Digital tools were also identified to support pattern-making and grading. Most Something Wicked garments were produced from physical card patterns kept on site, but over time these had started to degrade. Small defects in the pattern being cut can add up to overall issues with inconsistency and fit – especially as patterns have been created and graded by different people over time.
Using specialist pattern and grading software, the project team digitised the existing cards. Not only does this ensure that every pattern is now held in a consistent format, it enables new templates to be cut from rigid plastic which will retain its shape. The company can now use this as the basis for a digital pattern archive, adding new designs with every collection.

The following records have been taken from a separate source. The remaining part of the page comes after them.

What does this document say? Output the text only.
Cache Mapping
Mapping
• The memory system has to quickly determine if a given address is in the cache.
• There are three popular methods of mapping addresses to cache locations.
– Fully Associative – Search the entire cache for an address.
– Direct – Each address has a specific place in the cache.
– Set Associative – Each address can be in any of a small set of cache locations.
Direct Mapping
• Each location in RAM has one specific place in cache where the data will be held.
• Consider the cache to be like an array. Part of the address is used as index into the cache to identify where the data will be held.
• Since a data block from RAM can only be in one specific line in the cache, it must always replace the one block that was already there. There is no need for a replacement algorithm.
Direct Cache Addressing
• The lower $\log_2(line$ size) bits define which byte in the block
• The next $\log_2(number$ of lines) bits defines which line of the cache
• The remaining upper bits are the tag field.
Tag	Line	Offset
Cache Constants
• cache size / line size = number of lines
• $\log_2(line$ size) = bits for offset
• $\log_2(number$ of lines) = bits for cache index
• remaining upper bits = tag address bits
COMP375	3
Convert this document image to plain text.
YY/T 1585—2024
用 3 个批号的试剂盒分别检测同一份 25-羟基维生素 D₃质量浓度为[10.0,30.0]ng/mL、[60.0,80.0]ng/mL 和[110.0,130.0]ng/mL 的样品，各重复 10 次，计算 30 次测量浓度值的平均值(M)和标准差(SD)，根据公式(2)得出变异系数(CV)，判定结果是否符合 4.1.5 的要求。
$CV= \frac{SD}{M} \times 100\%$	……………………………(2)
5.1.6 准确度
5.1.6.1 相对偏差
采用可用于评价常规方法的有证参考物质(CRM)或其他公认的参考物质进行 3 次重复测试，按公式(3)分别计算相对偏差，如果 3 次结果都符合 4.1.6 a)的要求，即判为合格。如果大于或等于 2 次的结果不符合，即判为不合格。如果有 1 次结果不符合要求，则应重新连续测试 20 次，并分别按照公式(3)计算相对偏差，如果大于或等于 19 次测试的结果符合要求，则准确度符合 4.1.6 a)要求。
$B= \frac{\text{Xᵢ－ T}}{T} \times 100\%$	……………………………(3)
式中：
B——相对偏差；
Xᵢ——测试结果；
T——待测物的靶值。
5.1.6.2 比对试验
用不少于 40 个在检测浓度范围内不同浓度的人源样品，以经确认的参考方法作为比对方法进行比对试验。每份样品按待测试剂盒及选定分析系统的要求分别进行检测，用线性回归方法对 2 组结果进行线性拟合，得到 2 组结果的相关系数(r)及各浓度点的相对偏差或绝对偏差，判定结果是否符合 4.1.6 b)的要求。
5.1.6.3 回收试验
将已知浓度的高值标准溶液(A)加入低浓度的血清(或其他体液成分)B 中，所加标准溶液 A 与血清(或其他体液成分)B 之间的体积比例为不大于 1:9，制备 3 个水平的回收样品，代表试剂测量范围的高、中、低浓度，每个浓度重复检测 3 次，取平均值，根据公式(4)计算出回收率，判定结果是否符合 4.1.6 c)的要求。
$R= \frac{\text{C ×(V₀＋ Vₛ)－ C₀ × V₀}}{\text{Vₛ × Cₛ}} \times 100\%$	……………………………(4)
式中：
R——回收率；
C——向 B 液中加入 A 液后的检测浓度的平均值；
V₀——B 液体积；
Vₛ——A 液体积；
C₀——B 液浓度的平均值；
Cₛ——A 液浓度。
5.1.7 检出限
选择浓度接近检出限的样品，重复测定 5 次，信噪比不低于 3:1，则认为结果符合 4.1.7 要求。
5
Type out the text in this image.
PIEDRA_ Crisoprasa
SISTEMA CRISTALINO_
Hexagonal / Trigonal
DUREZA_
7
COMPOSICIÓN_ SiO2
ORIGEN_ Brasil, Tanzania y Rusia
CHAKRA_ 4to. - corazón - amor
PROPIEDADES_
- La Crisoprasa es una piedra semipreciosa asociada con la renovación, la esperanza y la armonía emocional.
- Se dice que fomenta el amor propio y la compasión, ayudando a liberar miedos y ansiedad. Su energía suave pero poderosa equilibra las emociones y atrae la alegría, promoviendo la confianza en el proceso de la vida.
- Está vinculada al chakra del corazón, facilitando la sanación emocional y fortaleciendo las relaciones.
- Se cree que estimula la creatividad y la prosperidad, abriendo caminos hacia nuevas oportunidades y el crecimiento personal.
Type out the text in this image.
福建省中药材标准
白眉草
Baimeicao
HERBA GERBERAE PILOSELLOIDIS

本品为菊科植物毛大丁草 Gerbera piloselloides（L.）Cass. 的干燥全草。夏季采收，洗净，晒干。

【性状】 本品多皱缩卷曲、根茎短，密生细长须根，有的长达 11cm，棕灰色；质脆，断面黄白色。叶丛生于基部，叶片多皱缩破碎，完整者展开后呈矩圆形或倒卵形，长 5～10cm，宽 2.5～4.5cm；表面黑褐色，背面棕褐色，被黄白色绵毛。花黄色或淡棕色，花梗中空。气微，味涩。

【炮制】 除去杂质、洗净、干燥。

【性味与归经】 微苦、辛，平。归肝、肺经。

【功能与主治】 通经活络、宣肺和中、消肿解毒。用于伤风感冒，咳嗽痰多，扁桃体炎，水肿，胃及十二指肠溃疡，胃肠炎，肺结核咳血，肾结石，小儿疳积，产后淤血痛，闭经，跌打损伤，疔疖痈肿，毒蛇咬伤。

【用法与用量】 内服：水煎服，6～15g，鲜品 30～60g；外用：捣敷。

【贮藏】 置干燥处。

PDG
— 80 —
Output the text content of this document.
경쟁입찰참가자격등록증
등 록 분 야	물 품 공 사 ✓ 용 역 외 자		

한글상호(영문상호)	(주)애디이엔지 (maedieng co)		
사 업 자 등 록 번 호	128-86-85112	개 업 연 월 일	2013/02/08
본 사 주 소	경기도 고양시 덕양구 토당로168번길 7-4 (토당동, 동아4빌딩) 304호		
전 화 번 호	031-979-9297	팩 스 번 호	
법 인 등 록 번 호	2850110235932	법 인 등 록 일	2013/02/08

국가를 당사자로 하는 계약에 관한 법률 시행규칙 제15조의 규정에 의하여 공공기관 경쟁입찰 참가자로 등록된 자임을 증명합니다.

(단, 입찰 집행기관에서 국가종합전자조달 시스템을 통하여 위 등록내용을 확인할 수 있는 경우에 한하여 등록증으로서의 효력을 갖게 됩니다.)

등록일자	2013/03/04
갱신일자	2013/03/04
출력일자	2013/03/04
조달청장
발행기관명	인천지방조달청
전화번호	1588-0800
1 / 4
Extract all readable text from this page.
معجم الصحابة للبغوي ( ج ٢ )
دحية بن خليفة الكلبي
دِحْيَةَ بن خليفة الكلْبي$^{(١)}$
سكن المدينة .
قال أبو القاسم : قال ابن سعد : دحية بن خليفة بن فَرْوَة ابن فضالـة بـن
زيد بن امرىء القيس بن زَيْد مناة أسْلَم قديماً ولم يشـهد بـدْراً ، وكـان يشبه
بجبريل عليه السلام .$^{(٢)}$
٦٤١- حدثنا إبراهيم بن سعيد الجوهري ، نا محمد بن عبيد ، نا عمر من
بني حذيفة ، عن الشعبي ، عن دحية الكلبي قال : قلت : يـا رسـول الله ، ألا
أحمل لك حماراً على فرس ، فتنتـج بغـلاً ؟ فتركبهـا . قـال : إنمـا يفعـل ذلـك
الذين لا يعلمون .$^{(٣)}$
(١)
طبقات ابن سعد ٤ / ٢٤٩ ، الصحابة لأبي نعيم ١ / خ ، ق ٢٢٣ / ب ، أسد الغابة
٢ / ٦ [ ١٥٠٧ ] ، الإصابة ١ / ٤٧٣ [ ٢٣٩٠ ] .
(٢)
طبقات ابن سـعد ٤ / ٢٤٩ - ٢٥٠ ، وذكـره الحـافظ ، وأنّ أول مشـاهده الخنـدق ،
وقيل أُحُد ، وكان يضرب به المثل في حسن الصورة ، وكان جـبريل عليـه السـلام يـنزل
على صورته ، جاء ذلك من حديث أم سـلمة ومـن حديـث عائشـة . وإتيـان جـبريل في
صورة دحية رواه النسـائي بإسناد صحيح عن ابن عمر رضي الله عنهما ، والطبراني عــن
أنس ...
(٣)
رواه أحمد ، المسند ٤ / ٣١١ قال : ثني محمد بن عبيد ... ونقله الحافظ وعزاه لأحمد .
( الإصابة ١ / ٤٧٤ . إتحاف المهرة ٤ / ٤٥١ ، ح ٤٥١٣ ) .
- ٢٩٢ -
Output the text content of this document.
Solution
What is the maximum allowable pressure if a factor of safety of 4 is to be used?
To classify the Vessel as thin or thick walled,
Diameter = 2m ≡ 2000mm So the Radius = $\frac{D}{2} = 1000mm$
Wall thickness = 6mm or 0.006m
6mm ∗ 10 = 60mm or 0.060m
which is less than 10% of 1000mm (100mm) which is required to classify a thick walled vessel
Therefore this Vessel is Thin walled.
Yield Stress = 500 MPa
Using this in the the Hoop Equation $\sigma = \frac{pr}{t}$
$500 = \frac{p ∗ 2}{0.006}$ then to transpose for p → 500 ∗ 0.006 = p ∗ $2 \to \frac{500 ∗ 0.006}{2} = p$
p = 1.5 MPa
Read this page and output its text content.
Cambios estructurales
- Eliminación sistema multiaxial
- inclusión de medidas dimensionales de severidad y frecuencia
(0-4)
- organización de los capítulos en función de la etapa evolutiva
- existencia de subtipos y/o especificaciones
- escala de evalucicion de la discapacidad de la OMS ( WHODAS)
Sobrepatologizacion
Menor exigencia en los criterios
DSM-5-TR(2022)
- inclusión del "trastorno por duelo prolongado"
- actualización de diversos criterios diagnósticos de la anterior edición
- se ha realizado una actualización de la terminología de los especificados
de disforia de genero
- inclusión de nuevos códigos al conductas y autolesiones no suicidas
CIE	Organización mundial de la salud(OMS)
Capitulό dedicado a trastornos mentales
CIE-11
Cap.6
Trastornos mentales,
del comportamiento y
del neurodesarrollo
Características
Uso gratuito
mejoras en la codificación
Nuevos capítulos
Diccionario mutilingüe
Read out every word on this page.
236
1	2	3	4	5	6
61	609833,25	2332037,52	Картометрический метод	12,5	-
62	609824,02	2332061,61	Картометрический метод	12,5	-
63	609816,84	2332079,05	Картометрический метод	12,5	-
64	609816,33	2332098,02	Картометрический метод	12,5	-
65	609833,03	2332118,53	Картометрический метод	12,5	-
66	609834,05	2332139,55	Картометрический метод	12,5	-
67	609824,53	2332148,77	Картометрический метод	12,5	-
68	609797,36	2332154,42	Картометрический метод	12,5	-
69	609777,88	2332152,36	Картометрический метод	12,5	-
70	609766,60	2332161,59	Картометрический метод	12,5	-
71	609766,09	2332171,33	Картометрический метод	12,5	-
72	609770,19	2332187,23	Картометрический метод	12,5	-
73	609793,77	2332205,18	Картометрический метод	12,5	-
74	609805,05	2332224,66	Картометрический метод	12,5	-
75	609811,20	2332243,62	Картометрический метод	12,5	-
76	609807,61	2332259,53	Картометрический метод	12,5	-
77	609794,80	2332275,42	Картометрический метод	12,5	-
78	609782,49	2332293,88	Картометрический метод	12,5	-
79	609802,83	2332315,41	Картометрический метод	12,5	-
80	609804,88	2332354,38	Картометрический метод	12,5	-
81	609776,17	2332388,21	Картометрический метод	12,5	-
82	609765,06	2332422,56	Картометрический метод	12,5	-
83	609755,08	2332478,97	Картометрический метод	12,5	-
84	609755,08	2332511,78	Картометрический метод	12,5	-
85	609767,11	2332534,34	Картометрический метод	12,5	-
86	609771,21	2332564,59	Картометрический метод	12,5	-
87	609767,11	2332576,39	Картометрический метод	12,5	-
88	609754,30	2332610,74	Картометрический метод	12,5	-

“Everyone works a little bit differently, so a system that allows for consistency across the board is vital to get our product right,” Steff says. “It gives us a solid basis to bring in more staff in future, working with an established system.”
With production capacity increased, Something Wicked – which usually has around 8 freelancers, employees and interns – is currently planning to create two new jobs. For Steff, the project offered time and space to look at the big picture, exploring how the company can grow and offer more opportunities for creatives while keeping their skills as the brand’s driving force.
“We’re never going to be a production line. That’s not our story,” she adds. “We want to have efficient equipment and tools to support talented people and this project has been brilliant.
“Our facilities are in a former mill, built for manufacturing in the community. Eventually we’d love to reclaim some more of the space for that purpose.”